To Understand Feeding Therapy for Children, Take a Bite as You Read This


“But.. but.. I just don’t know how to chew it!” — feeding therapy patient, age 4

These are the words that said to me by a 4-year-old during an occupational therapy feeding session. We were working on trying a singular piece of cooked pasta. After moving it around his mouth for a while, unsuccessfully attempting to chew it, he finally took the piece out. His statement of frustration reigns today as the most clear, genuine summary of the struggle of children with feeding deficits.

It is a general misconception that eating is instinctual. Infants just come out of the womb knowing how to eat, right? Eating is actually one of the most complex actions that the human body completes, using all of our senses and incorporating many different muscle groups. It’s an action that we learn. When there is a breakdown in any part of the individual components that make up eating, the whole process falls apart, and that’s where we see our problem feeders.

“I can’t move it.” — feeding therapy patient, age 4

After we take a bite, there is a cascade of events that happen within our mouth that require coordination of the highest caliber. Seriously, if you have ever really been completely present to what exactly is happening in your mouth when you chew and swallow, it’s astounding. The first thing we do after we take a bite is move it to our rear molars, our strongest teeth that are made for grinding down food. This skill of tongue tip lateralization is learned at around 8-10 months, when babies begin to explore small dissolvable foods. There’s a reason your mother dumped a pile of cheerios on your high chair tray — learning how to move a small item of food from the tip of your tongue to your rear molars is a vital part of learning how to eat. Now, we have glorious inventions such as the dissolvable Gerber puffs, which is a great food for babies to learn how to move food items within their mouth safely.

Once we’ve learned how to move the food to our rear molars, we have to keep it there. The side of our tongue along with our cheeks work together to keep the food in a cohesive unit on the back molars while chewing takes place. A piece escapes to the front of your mouth? No worries, your tongue can grab that and place it back with the group on the molars, no problem. Too big of a bite? That’s okay, your tongue can divide the food and swallow manageable amounts while keeping the rest in the side of the mouth. Our tongue then gathers the food together to the back as it elevates to the roof of the mouth, moving the cohesive bolus backwards for the swallow.

“I don’t eat that food. It’s too hard.” — feeding therapy patient, age 5

Eating is not so simple, is it? Just like learning any motor skill, sometimes you can learn an inefficient pattern in order to compensate for some sort of coordination or strength deficit. This is what we see in our problem feeders. Often, “picky eating” is an adaptive strategy that children learn in response to their mouth failing them. Children with oral mechanical difficulty gravitate towards a food profile that they are able to successfully handle. By looking at a basic list of the foods a child “prefers,” we can start
to hypothesize what difficulties may exist. Your child only eats processed, packaged foods and starches? These foods are mechanically easy to manage in the mouth, so there could be a coordination deficit. Your child doesn’t have any real meats in their diet besides chicken nuggets?
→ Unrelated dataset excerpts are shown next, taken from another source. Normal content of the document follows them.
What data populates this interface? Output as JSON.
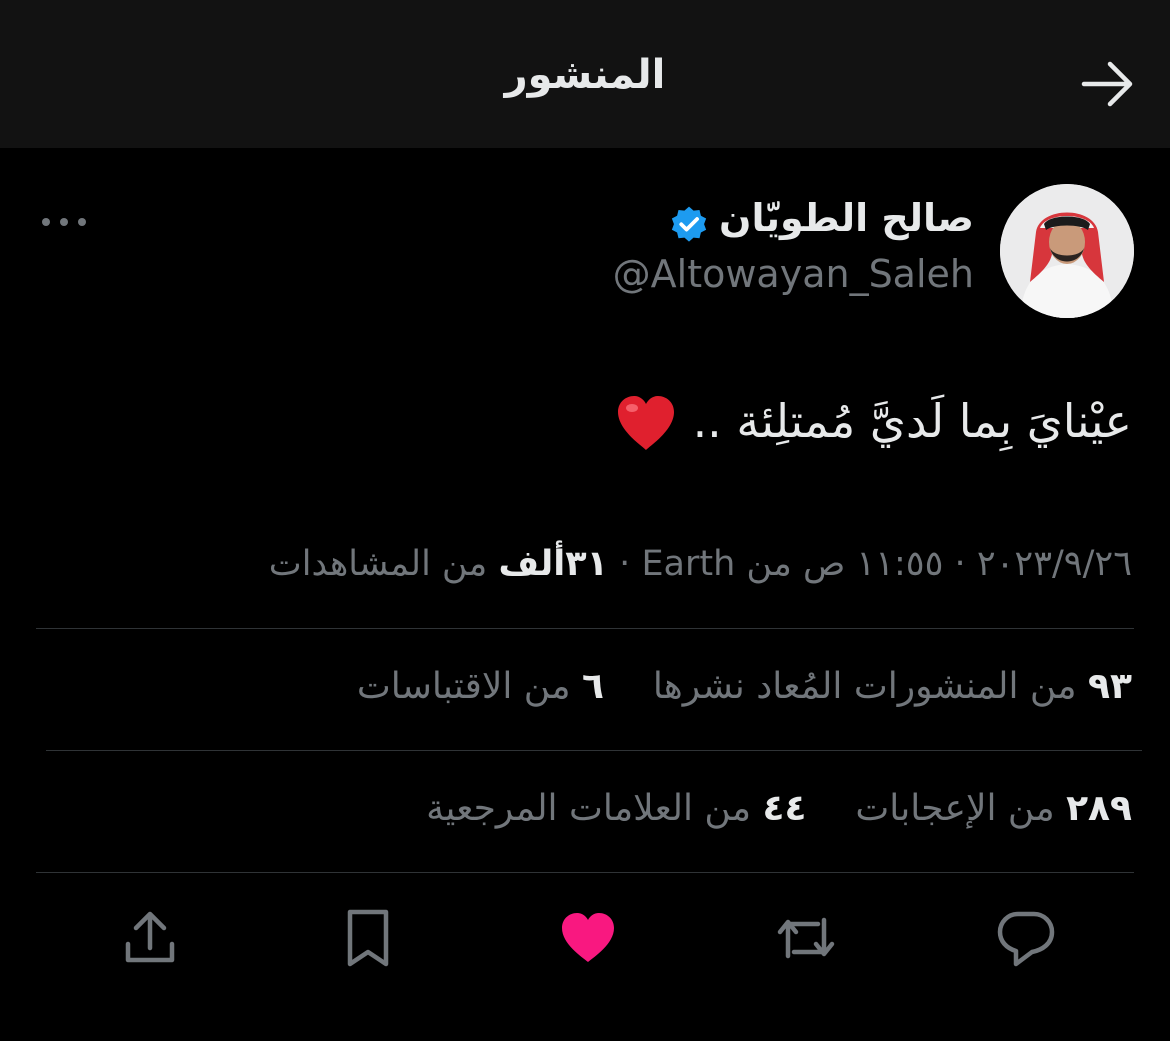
{
  "header": {
    "title": "المنشور",
    "back_icon": "arrow-right-icon"
  },
  "author": {
    "display_name": "صالح الطويّان",
    "handle": "@Altowayan_Saleh",
    "verified_color": "#1d9bf0"
  },
  "post": {
    "text": "عيْنايَ بِما لَديَّ مُمتلِئة .."
  },
  "meta": {
    "date": "٢٠٢٣/٩/٢٦",
    "separator": "·",
    "time": "١١:٥٥ ص من Earth",
    "views_count": "٣١ألف",
    "views_label": "من المشاهدات"
  },
  "stats_row1": {
    "reposts_count": "٩٣",
    "reposts_label": "من المنشورات المُعاد نشرها",
    "quotes_count": "٦",
    "quotes_label": "من الاقتباسات"
  },
  "stats_row2": {
    "likes_count": "٢٨٩",
    "likes_label": "من الإعجابات",
    "bookmarks_count": "٤٤",
    "bookmarks_label": "من العلامات المرجعية"
  },
  "actions": {
    "reply_icon": "reply-icon",
    "repost_icon": "repost-icon",
    "like_icon": "heart-icon",
    "bookmark_icon": "bookmark-icon",
    "share_icon": "share-icon",
    "like_color": "#f91880"
  }
}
Meats are mechanically difficult to manage and require a coordinated rotary chew along with sufficient strength and endurance; chicken nuggets are shaped pieces of already ground-up meat, so are much easier to chew and manage.

As we delve further into reports, we hear about gagging, coughing and messy eating.

Gagging? Maybe their tongue can’t keep all of their food in a cohesive unit, losing pieces to the back of the mouth and gagging as a protective response.

Coughing? Maybe they have an inefficient and unsafe swallow that is causing them to cough up pieces that go down the wrong way.

Messy eating? Maybe your child cannot lateralize their food to the back molars, resulting in doing most of their chewing on their front teeth with their lips open. Or, they have to eat with their hands in order to place the piece of food in the back where it needs to go, because their tongue cannot do it for them.

As we watch a child eat during an evaluation, these deficits show themselves. Specific inefficiencies are identified and we can begin treatment to address them. Treatment activities are chosen in such a way to teach more efficient patterns for improved success when eating. This feeding therapy can take a long time, because often children have gone months or years with these inefficient patterns, requiring lots of practice and skill building.

Once we realize how complex the process of feeding actually is, we begin to change our mindset and can see how real of a struggle our “picky eaters” can have. Some children, like my insightful patients mentioned throughout this article, are aware of their difficulty and can verbalize it, but many cannot. If you think your child’s “picky eating” is affecting their health and well being, seek out an evaluation from an occupational therapist or speech therapist specializing in feeding. There could be an underlying mechanical deficit that can be treated.